他们马上都坐下来,潘克洛夫荡开了桨。天气很好,海面上风平浪静,简直和湖水一样。因此航行中非常安全,好象在平静的慈悲河上逆流而上似的。
纳布掌着一支桨,赫伯特掌着另外一支,潘克洛夫坐在船尾摇橹。
水手首先穿过海峡,把船摇到小岛的南端。一阵微风从南面吹来。不论在海峡里还是在碧绿的大海上,都没有翻腾的巨浪。海面上滚动着长长波条,但是由于船载很重,船上的人几乎没有丝毫感觉。他们划到离岸约有一英里半的地方,打算好好地看一下富兰克林山。
看完以后,潘克洛夫又回到河口。平底船接着就沿岸航行,海岸一直伸向尽头的海角,把整个的潦凫沼地都遮住了
这个海角离慈悲河将近三英里,由于海岸线十分曲折,因此距离才有这么远,他们决定划到尽头去,必要的时候,还要更远一些,以便大概地观察一下直到爪角一带的海滨。
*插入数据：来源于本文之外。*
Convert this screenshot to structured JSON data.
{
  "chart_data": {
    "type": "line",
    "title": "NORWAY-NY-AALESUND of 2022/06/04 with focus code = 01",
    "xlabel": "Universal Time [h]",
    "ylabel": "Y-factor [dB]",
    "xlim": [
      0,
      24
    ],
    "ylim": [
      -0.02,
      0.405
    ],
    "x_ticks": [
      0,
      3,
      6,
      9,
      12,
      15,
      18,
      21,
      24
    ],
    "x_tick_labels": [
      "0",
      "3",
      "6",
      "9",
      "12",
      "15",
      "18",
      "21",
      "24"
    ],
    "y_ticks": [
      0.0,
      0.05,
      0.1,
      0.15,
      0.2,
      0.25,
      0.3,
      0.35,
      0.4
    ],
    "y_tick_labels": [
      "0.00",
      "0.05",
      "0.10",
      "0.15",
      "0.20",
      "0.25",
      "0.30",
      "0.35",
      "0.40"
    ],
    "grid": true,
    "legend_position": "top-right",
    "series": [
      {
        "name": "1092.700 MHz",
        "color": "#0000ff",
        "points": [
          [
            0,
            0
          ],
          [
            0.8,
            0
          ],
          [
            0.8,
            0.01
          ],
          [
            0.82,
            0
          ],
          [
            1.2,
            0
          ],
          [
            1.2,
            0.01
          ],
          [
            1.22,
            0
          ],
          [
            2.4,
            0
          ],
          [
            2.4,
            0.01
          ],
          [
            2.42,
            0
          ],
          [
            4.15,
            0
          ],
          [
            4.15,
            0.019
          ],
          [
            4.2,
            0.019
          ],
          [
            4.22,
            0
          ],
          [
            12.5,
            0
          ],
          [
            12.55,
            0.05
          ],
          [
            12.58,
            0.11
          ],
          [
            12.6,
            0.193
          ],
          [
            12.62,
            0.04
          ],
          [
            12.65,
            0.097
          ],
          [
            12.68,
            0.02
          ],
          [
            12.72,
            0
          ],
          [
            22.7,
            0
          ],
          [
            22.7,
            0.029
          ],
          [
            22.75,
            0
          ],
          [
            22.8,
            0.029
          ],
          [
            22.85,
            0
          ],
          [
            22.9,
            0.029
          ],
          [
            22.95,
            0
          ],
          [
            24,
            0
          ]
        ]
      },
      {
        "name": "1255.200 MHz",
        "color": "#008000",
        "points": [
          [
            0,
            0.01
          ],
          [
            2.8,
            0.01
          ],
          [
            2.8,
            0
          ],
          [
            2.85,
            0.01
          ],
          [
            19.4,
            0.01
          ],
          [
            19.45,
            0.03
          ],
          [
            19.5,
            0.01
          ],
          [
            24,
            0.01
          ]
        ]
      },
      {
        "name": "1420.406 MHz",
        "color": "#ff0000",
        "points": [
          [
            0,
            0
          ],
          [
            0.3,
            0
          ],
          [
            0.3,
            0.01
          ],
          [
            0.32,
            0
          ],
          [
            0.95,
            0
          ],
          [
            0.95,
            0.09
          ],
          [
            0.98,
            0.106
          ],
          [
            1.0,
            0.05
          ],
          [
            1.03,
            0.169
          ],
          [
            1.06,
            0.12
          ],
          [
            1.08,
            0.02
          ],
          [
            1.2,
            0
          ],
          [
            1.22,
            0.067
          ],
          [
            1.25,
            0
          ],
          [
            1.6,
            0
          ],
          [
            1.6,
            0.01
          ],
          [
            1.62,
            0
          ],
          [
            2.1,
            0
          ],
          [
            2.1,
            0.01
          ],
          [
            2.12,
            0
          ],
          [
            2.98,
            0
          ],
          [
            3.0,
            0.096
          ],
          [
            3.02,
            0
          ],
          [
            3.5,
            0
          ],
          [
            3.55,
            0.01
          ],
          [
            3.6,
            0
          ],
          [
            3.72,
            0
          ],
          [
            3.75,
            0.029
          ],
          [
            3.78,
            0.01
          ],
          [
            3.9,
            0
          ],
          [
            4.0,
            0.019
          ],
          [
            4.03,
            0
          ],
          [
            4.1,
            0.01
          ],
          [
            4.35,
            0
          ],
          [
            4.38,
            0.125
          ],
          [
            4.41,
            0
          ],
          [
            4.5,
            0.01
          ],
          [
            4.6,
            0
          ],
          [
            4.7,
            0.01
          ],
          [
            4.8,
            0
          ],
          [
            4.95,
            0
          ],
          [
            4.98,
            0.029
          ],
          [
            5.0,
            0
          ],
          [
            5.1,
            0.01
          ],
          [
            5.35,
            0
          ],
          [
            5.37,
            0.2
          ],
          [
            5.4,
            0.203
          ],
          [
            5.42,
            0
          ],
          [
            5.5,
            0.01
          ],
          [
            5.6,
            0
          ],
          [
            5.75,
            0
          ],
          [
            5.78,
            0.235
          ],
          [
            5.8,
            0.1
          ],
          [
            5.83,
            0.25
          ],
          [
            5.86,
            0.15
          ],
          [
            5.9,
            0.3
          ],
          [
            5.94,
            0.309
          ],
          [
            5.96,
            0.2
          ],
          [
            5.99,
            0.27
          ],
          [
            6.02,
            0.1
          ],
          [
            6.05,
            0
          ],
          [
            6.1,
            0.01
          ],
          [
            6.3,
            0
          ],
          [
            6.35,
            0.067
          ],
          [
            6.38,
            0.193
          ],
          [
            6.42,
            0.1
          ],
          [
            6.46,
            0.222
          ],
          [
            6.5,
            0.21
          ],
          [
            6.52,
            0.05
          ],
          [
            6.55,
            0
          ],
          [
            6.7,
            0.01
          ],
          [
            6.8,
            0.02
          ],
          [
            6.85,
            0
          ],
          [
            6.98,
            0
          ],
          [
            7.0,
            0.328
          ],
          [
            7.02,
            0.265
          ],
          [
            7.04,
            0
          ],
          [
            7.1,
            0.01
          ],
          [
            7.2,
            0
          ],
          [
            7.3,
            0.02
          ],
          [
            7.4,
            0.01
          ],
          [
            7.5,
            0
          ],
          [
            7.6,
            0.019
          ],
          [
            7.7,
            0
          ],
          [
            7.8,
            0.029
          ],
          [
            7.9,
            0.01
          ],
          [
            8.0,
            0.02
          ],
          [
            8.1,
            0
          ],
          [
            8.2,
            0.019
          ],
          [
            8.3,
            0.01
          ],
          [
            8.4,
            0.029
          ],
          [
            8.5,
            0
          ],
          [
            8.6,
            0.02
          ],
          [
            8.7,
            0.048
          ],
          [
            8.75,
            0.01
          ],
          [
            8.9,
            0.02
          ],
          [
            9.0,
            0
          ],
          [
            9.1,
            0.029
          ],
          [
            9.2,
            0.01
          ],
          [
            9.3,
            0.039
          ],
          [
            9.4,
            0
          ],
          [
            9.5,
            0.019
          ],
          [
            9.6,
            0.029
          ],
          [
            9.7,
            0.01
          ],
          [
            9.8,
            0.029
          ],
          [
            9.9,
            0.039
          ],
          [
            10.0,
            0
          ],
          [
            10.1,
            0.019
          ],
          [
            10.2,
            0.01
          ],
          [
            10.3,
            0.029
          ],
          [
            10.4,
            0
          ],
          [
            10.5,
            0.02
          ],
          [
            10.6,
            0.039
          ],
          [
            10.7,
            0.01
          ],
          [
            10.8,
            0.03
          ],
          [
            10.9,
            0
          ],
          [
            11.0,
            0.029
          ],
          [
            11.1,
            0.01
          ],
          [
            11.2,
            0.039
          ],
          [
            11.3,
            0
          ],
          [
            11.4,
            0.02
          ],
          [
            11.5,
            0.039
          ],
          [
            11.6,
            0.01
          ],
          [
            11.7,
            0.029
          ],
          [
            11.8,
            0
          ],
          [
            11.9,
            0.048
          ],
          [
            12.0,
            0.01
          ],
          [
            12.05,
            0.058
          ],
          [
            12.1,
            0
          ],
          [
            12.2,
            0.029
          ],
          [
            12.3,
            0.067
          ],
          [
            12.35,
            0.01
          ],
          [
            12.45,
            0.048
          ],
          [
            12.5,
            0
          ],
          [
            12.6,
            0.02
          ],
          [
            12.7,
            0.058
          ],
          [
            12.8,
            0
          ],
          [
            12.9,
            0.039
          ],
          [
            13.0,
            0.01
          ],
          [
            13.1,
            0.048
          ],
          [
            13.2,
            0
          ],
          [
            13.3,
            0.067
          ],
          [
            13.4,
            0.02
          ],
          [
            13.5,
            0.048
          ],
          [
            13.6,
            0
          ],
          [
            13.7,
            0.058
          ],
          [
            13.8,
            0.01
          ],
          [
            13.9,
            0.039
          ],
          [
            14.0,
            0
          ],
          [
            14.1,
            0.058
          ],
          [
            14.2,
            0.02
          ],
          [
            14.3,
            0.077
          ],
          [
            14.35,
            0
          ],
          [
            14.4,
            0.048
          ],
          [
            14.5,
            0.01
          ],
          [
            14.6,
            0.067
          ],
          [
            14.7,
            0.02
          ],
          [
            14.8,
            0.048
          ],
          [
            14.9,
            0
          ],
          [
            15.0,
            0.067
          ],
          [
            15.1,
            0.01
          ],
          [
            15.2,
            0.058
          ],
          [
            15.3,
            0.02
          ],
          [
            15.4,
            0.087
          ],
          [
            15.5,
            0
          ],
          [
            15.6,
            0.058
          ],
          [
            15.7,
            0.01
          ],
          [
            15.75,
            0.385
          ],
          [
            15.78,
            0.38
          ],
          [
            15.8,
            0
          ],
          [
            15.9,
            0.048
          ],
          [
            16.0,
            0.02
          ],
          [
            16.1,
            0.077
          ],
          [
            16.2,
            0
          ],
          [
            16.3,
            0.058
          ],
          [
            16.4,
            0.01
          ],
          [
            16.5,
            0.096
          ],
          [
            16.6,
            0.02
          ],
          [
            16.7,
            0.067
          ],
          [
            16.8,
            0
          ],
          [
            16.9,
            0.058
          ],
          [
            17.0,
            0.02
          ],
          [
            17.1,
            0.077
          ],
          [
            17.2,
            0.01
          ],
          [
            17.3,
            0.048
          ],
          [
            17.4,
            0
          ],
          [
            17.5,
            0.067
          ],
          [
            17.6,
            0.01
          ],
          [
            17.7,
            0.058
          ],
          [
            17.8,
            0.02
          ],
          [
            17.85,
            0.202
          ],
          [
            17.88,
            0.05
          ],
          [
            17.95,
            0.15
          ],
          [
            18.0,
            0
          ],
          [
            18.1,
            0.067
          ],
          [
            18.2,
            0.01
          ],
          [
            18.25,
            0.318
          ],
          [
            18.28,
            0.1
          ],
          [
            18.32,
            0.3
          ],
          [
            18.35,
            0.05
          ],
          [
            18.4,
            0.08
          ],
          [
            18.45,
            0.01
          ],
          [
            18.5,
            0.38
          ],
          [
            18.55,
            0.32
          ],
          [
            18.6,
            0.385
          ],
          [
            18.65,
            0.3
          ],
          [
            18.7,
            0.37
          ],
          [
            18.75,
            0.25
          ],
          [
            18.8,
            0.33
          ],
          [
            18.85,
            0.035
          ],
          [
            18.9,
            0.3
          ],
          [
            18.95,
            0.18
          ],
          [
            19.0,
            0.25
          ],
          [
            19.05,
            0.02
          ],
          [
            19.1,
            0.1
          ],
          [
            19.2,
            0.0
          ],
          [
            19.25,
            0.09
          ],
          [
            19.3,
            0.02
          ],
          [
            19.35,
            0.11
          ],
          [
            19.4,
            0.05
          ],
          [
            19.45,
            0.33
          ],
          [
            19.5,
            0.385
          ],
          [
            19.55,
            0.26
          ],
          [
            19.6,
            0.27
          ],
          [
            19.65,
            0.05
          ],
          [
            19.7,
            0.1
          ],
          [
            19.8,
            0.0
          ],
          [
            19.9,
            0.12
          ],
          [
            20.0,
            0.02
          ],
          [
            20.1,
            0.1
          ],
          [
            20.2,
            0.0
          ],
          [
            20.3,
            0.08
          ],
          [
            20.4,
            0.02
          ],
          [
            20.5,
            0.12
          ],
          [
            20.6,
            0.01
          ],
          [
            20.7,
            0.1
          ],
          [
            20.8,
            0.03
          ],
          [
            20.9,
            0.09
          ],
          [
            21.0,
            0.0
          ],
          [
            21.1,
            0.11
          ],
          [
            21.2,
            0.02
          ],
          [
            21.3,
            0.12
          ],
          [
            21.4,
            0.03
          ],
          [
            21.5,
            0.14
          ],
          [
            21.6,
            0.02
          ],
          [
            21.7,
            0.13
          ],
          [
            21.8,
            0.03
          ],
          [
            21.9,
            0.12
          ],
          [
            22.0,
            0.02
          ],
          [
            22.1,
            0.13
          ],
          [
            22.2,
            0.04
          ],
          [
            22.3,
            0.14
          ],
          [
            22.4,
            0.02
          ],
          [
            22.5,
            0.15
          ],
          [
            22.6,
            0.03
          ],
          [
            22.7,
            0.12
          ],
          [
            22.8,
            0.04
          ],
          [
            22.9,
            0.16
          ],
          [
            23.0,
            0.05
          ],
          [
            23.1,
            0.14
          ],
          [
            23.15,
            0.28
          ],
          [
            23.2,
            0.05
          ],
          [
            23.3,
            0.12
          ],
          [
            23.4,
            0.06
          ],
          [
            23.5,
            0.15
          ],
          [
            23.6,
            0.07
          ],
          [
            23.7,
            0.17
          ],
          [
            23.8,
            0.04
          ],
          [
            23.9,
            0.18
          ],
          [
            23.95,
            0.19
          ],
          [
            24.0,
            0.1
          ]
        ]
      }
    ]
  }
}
平底船绕过潮水开始淹没的礁石,沿着曲折的海岸航行。峭壁由河口逐渐向海角倾斜下来。它是由花岗石形成的,东一堆西一堆零乱地散布着,和眺望岗的峭壁完全不同,而且看起来非常荒凉,好象曾有人在这里开采过大量山石似的。从森林里向外突出的这段长达二英里的陡峭的海角,没有任何植物,看起来好象一只从枝叶茂密的衣袖里伸出来的巨大手臂。
平底船在双桨的推动下,顺利地前进着。吉丁·史佩莱一手握着铅笔,一手拿着笔记本,把海岸的轮廓鲜明地画了下来。纳布、赫伯特和潘克洛夫一面聊天,一面观察他们的这部分新领土;随着平底船向南前进,颚骨角的南北两个部分也好象移动起来,把联合湾包围得更紧了。